The lives of sex workers have been a subject of much scrutiny in popular culture in India – as often out of genuine sympathy as sordid titillation. But seldom have the sex workers themselves had any control over their portrayal. Most often, elite artists – writers, directors, actors – interpret their lives for the mainstream audience. In March 2008, the Hindi play My Mother, The Gharwali, Her Maalak, His Wife, which chronicles 24-hours in a prostitution neighbourhood, has broken new ground. Sex workers from the town of Sangli form the cast of the play and have been intimately involved with all aspects of the production. The play has been performed in elite venues in four metropolitan cities of India receiving much appreciation from the mainstream theatre audience.
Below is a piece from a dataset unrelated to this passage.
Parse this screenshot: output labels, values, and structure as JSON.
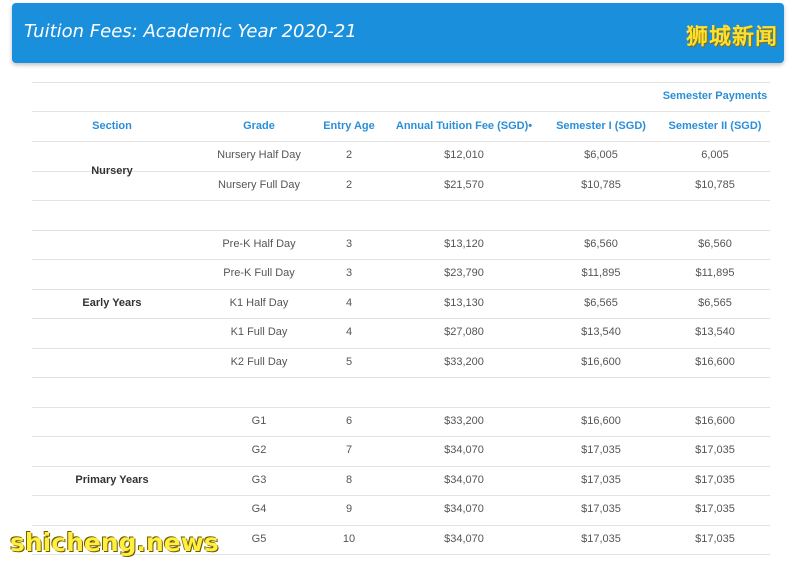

The production is a joint effort by the sex workers association Vamp and two ngo's: Sangram and Point of View. According to Bishakha Datta of Point of View, the play was always meant to be performed before mainstream audience and not just social workers as is often the case with such efforts. The idea was to bring the middle classes into direct contact with the sex workers. "The middle classes often set the agenda for public policy and debate", she remarks. "Yet, their opinions are formed entirely without any interaction with the women concerned." Through this play the sex workers can directly present their viewpoint to the audience. As performers they are placed in a subtle position of power vis-à-vis the audience, Datta points out
However, in order to gain the appreciation of a wider audience, the play had to be of a certain standard. Thus, the ngo's roped in noted theatre personality Sushma Deshpande to direct the play. For months, Deshpande worked with the sex workers to teach them the nuances of acting – body language, characterisation, stage composition, voice and pitch modulation. Touchingly, Deshpande sometimes found the sex workers feeling shy of coming across as too sexual on stage.
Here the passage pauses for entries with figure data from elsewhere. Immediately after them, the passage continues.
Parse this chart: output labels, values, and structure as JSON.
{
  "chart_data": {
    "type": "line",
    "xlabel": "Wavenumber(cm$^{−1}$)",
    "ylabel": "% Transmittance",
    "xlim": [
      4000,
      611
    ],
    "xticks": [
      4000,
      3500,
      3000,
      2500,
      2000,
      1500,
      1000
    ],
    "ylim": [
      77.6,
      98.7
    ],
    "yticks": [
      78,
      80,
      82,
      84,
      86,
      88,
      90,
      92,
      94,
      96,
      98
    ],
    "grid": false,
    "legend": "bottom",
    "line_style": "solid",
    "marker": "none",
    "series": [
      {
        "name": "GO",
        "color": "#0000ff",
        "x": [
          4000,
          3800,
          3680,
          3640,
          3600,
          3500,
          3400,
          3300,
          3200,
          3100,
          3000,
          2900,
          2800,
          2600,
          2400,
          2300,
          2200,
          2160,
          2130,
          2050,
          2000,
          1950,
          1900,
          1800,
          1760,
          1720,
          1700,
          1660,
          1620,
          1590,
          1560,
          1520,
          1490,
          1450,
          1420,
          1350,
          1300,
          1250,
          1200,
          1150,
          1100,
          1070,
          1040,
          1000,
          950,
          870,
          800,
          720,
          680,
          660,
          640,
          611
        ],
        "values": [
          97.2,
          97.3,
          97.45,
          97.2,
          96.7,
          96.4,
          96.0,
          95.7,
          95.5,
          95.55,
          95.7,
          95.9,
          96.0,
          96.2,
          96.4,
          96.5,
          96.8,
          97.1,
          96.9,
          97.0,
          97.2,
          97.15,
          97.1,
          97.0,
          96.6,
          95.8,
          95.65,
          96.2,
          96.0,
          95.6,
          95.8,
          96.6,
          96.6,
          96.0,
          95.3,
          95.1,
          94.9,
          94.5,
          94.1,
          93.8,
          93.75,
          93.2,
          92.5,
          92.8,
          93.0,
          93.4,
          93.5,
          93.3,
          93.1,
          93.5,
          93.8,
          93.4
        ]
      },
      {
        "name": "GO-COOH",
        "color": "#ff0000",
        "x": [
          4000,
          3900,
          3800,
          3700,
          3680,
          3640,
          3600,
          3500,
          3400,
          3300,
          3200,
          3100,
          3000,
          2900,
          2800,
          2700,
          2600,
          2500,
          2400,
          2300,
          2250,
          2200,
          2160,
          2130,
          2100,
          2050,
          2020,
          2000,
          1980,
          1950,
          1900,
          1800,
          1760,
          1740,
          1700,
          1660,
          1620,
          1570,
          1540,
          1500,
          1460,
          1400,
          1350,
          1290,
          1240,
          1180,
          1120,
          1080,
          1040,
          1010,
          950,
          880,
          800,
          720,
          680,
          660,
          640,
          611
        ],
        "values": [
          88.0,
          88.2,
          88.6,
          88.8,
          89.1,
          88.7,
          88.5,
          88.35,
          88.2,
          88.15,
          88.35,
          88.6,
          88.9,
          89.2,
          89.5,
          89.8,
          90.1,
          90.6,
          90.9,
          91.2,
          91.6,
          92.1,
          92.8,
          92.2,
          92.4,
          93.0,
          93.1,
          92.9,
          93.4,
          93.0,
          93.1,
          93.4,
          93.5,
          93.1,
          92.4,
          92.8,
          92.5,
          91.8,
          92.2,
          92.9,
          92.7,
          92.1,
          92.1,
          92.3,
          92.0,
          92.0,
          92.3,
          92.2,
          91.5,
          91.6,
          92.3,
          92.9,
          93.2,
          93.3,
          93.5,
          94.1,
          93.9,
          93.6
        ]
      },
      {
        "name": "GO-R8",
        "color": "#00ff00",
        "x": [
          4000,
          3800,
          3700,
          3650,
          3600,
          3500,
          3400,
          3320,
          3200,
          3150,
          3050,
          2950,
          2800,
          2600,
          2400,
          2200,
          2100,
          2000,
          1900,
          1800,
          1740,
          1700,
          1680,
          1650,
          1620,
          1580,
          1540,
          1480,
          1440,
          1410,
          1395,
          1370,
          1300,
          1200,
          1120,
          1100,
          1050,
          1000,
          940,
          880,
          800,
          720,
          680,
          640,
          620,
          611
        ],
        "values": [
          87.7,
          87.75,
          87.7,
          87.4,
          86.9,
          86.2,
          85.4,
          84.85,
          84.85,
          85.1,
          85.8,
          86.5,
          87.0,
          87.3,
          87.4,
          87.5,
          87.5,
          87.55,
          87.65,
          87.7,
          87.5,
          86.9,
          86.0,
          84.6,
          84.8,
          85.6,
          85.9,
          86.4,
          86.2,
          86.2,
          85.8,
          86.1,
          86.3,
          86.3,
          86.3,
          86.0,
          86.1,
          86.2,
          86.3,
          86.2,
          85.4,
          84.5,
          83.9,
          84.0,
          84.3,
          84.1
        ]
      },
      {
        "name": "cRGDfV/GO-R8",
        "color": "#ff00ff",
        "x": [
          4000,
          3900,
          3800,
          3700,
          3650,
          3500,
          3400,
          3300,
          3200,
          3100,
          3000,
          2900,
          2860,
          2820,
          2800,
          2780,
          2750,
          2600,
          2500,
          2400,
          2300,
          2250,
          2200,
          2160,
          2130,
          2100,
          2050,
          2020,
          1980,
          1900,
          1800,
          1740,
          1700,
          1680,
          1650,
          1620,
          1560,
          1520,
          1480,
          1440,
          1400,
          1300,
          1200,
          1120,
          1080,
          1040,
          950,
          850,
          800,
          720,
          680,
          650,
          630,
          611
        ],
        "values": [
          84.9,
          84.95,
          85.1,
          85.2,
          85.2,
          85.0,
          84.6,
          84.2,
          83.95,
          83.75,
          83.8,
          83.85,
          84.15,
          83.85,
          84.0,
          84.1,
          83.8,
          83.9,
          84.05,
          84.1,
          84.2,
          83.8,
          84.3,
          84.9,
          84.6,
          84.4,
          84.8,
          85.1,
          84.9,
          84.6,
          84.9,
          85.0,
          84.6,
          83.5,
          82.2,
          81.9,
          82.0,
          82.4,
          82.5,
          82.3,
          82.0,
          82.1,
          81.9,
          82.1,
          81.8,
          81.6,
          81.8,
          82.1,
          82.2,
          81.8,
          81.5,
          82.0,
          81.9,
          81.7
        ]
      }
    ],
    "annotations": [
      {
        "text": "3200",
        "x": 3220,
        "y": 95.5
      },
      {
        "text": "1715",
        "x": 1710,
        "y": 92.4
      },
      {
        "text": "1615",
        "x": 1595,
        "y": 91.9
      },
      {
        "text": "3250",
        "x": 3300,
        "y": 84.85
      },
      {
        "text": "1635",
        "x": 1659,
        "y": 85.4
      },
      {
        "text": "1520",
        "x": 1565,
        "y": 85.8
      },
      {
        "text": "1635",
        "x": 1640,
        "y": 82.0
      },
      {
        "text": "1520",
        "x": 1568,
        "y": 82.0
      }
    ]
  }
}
Producing the play has also helped the prostitutes examine their lives and relationships. For example, lonely sex workers often form relationships with men who exploit them for money. Deshpande found many of her cast members discontinuing such manipulative relationships. According to Datta, the play has also helped them gain self-esteem. "Because of the stigma attached to their work, they seldom interact with the middle and upper classes of society", she says. "But to this aidience watch their play, laugh with them, appreciate their work has helped them gain self respect."